The idea of speed is attractive to me solely because I’d like to arrive at Destination A without all the time and hassle of actually “traveling” there. That said, my super-speed would have to involve some travel means other than zooming through the air — thereby getting bugs in my eyes and teeth… and careening into migrating geese.
As a pre-teen, the notion of invisibility was quite attractive. One reason – often bandied about the playground by randy boys – was that you could sneak into the girls’ locker room without being caught. Ha. But seriously, invisibility would be cool if it meant you could be somewhere but not be bothered (unless you wished to be). But I’ve seen enough film iterations of the Invisible Man theme to know that they almost always have to run around nekkid — because, obviously, their clothes would be imminently visible. Well, if I were to claim this particular super-power, I’d certainly require it to include my clothing of choice. I don’t like drafts.
I’m not up on the recent lore of the super-heroes and heroines, but the last time I was current on their comic book lives, it was clear that they’d stopped aging around their 30th year. I distinctly recall the childhoods of Superman, Wonder Woman, and Batman. Then, quite abruptly, they were young adults… and somehow their aging ceased completely.

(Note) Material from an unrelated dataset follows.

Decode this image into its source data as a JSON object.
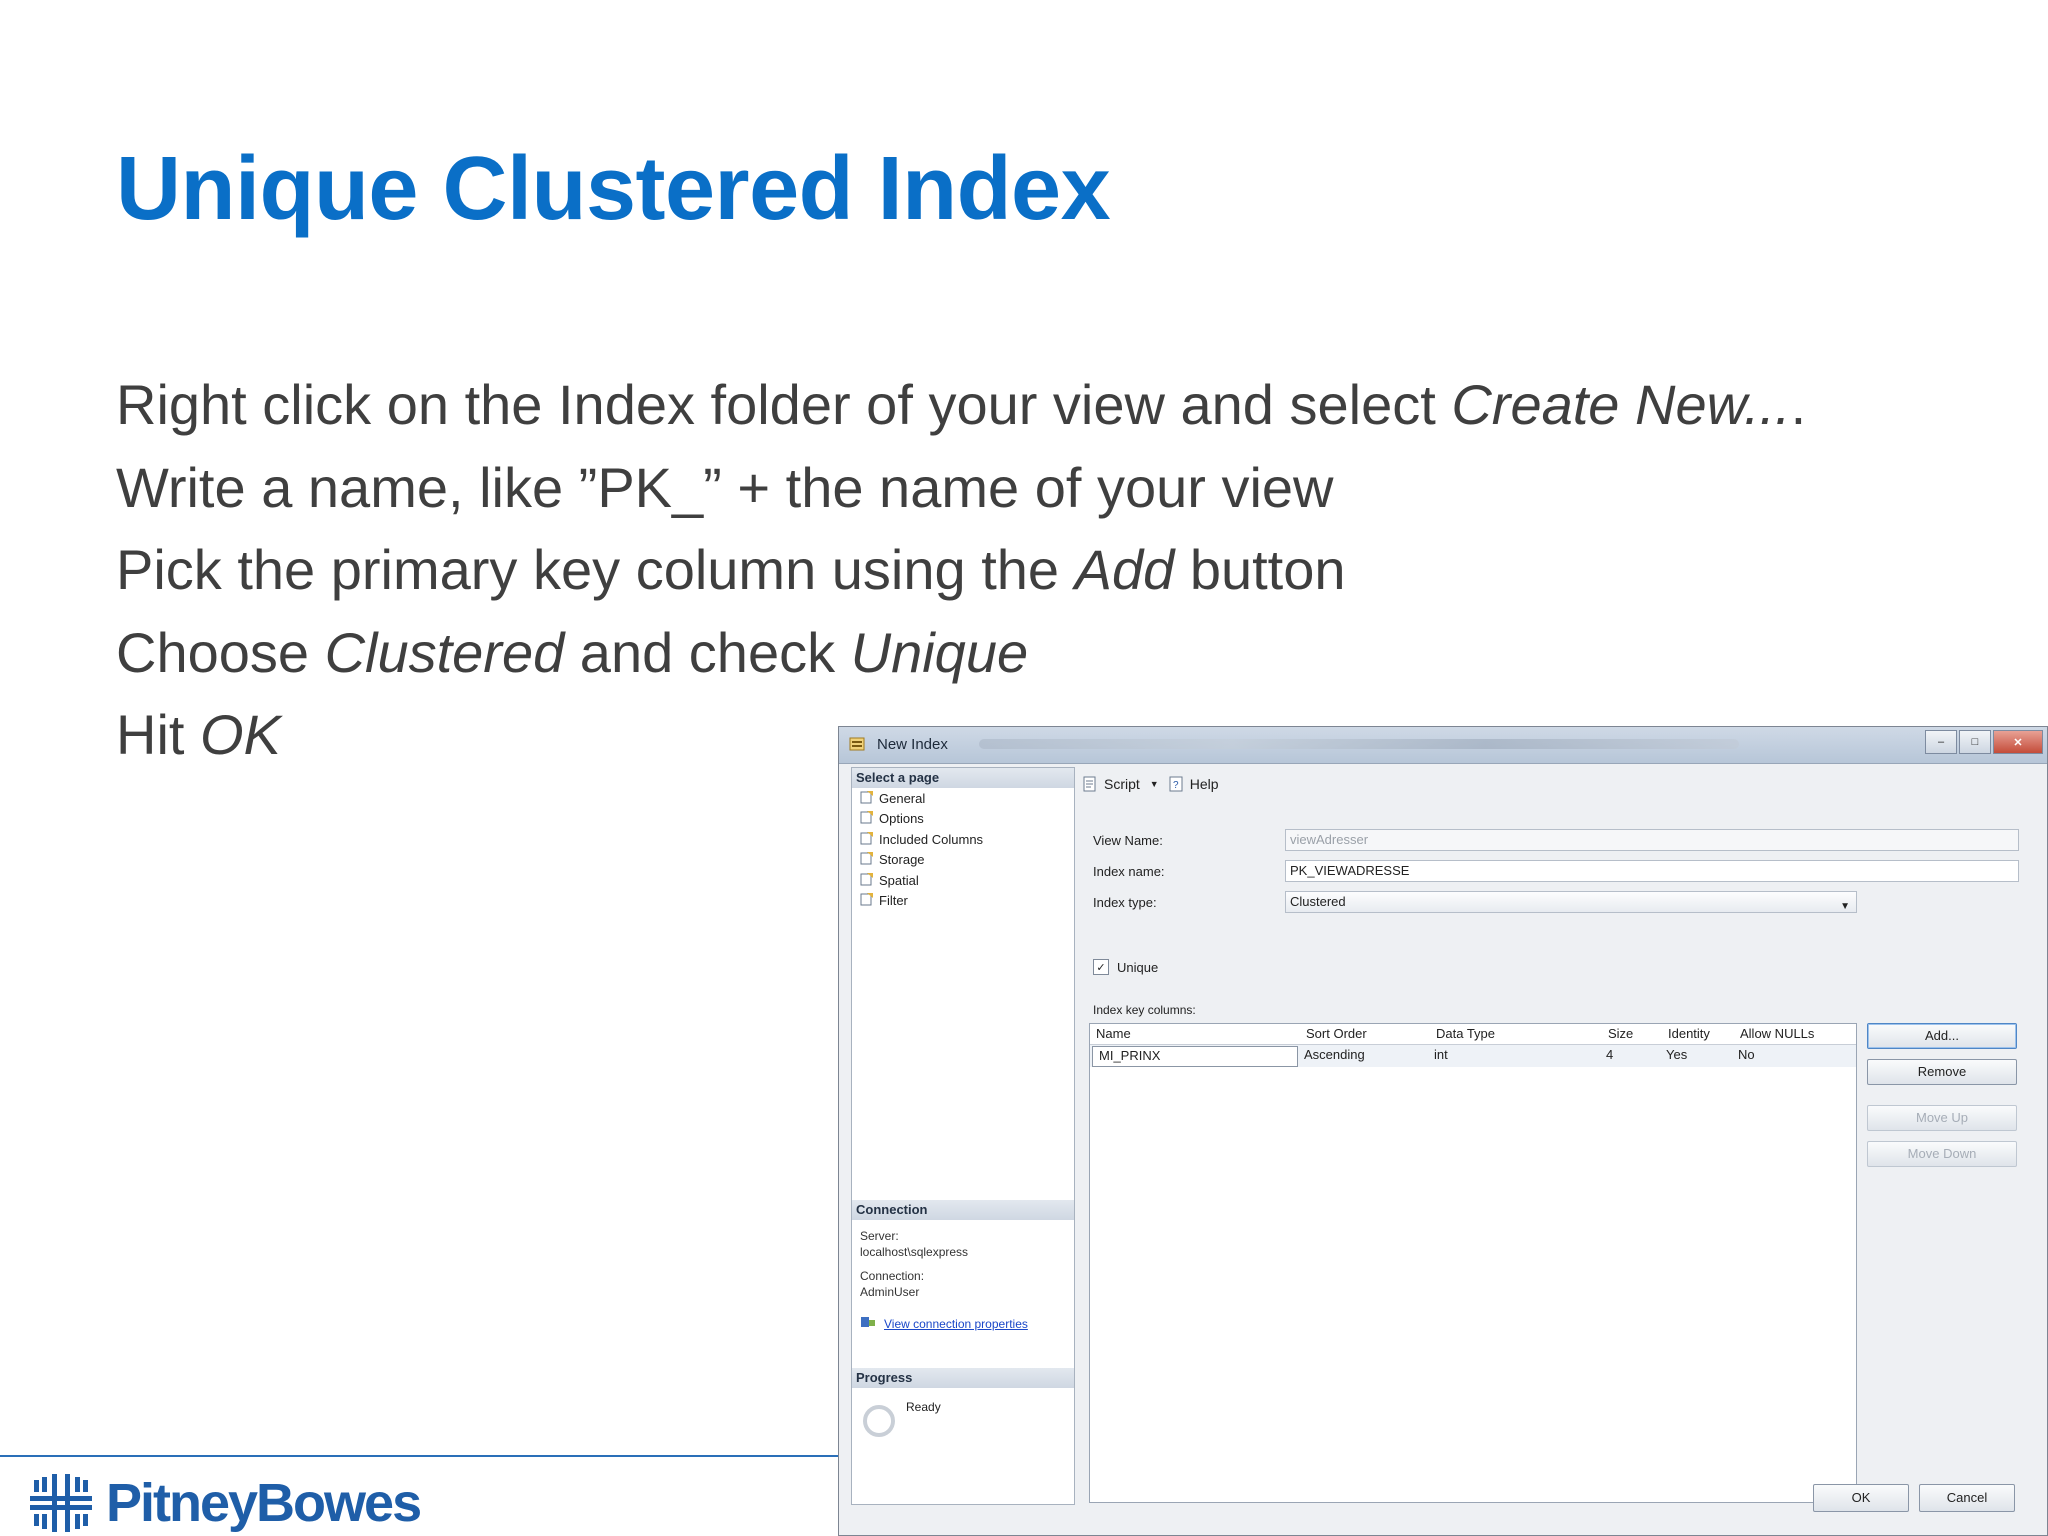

Never a gray hair on any of them — nary a sag nor wrinkle.
What Would I Choose?
Taking a cue from one of the Foxes this week, I decided to look a bit deeper into special abilities that did not necessarily involve speed, invisibility, and agelessness. Here’s what I came up with:
As a writer with arthritis, I have occasionally considered purchasing one of those “voice recognition” software packages — you know, I speak into a microphone and text appears on my computer screen. Cool… right? Problem is, every person I’ve communicated with who had one of those programs has said that the software doesn’t recognize certain words or sometimes has difficulty with regional accents. So how do I counter that with my super-power? I would be the first on the planet with Thought Recognition Drafting. Yep. All I do is sit and THINK about my plot and characters and dialog… and it appears on the screen. I need only imagine a scene and that scene is written out in front of me. And revisions would be a breeze with my Thought Recognition Editing: I’d just mull a chapter and think, this needs to follow that other scene… or we need a transition before the murder scene. Presto! It’s corrected on my screen. Sure, I’d still be able to type (to insert, delete, adjust, etc.). But when my hands and fingers were screaming from the arthritis, I could just shift to TRD and think my manuscript through to completion.
Photographing Things I See That Aren’t Really There
Let me explain. Most of us have seen images in clouds, or in the branches of trees, or perhaps the folds of fabric. But if you immediately snap a photo of that exact view, from that precise angle — nothing shows up but clouds, branches, and fabric. Occasionally, I’ve tried to DRAW the images I’ve “seen”… but alas, my artistic ability is sorely lacking. With this Creative Imaging Camera super-power – easily converted to digital, of course – I could preserve an image of what I saw… and show it to other people. [Example: You remember that face I saw in the pattern of the floor tile yesterday? Well, here’s the photo, so you’ll understand why I said it looked hostile.]
There are possibly other super-powers that might come in handy. But for now, I think these would do nicely.
What super-power do you wish YOU had?